Remember, YOU are the one who needs to set the standards for everyone in your store … if those standards begin to slip, it’s less the employee’s fault than it is your own; if you start letting things slide, you are in effect lowering the standards you’ve set for your staff. They WILL notice that and perform accordingly. Trust me, I speak from experience - it’s way too easy to get lazy about this, but you’re doing yourself no favors in the long run.

It is a great sign of respect to offer an employee feedback, both positive and negative. Avoiding confrontation with an under-performing employee (or any person) is a message that they are not mature or strong enough to endure hearing what you have to say. You need to know sooner than later if a valuable labor asset is receptive to direction and coaching. I have found that no matter how much work they do and how well they do it, employees who do not accept direction and perform to standards are problems waiting to happen.

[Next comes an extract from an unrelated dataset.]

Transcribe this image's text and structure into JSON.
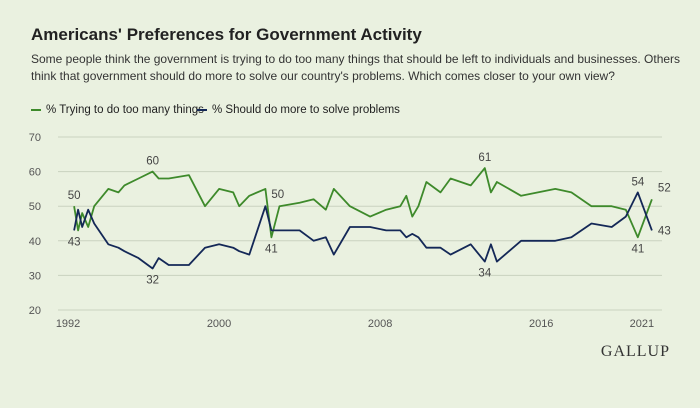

I agree with all of those above, and would add that you should explain to girl 1 about plans you have had for her and why it is important that she understands where the money comes from. We don’t really pay our employees, the customers do. We are just middlemen. We all need to take that money whenever we can, even at 30 seconds before close, and with a smile.

Bada Boom Bada Bing…I couldn’t have said it better myself.

You have a person who you feel is management material and another person who does a good job (but isn’t management material) until the last 20 mins of business…

Seriously, this is a question on which to choose?

Some people just don’t mesh and when that happens, you have to determine which one is more worth keeping. On paper, new girl wins hands down.